Notre Présidente, Monique Cerisier ben Guiga est allée à Athènes, le 4 mai 2011, pour assister aux obsèques de Paul Collaros.
Né en 1920 à Izmir, Paul Collaros naturalisé français en raison des services émérites qu’il a rendus à la France, a été un actif président de notre association à Athènes et délégué au CSFE (l’AFE aujourd’hui) de 1985 à 1992. Voici l’hommage qu’elle lui a rendu.
Paul, j’ai voulu participer à l’hommage que nous te rendons aujourd’hui, au nom de l’association Français du Monde ADFE dont tu as été un militant émérite, au nom de tes anciens collègues à l’Assemblée des Français de l’étranger et à titre personnel.

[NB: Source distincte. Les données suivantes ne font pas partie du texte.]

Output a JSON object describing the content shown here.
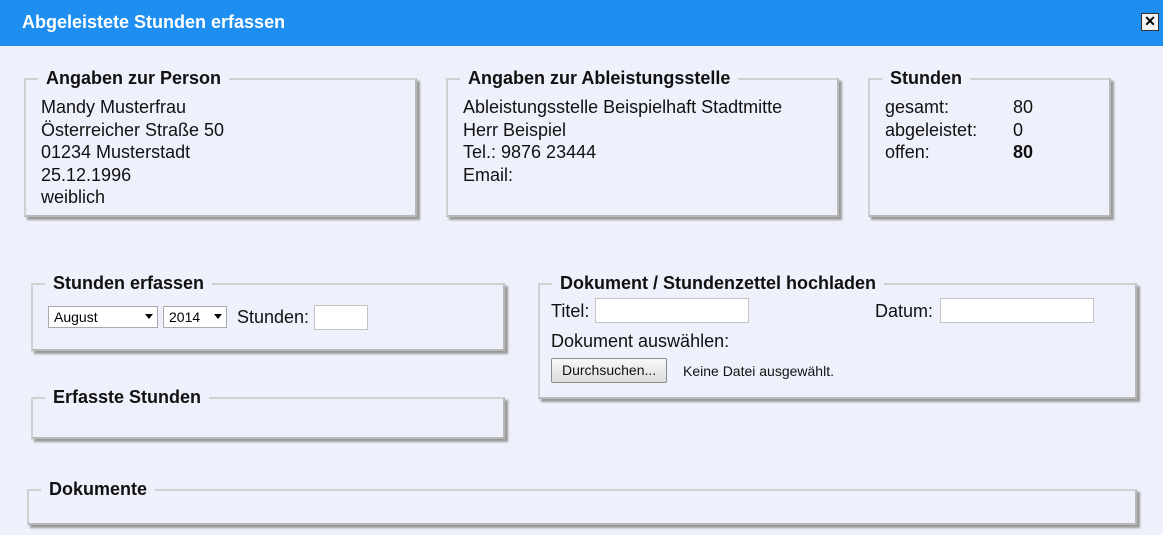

Je souhaitais être auprès de ta famille et de tes amis.
Tu avais été, fort heureusement, honoré comme tu le méritais de ton vivant, et je garde un souvenir ému de ton élévation au grade d’officier de la Légion d’Honneur.

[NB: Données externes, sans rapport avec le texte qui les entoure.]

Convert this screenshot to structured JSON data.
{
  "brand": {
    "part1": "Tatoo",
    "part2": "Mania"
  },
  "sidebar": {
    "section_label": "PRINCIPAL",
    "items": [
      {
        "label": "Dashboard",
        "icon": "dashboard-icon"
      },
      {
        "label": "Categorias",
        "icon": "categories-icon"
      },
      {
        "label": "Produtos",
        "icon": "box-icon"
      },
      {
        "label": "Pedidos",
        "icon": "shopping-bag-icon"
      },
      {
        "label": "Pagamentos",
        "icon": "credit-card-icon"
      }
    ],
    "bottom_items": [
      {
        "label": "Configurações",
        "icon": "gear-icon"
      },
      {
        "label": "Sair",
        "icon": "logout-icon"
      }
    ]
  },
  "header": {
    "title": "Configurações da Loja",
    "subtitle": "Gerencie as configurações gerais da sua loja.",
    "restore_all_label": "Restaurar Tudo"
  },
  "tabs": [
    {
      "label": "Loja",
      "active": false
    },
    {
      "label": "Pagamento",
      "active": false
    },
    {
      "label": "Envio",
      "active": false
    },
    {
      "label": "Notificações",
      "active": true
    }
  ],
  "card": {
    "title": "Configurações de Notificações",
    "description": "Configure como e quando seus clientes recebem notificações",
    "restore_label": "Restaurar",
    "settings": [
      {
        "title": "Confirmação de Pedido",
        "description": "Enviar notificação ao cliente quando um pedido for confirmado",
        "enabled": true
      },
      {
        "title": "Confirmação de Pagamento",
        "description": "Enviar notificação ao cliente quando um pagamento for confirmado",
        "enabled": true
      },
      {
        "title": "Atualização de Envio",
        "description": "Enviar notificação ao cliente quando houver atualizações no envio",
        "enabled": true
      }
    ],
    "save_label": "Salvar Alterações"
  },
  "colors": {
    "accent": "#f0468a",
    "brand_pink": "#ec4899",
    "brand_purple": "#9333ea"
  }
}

Mais au moment de la séparation finale, je tiens à exprimer, publiquement l’estime et l’amitié que nous avons eues pour toi.
Paul, brillant mathématicien et homme de culture, tu étais la modestie et la courtoisie incarnées.
Toujours gai et attentif à autrui, tu apportais ta sagesse au groupe des délégués à l’Assemblée des Français de l’étranger.
Sans faire d’éclat, avec habileté, tu défendais les intérêts de tes mandants.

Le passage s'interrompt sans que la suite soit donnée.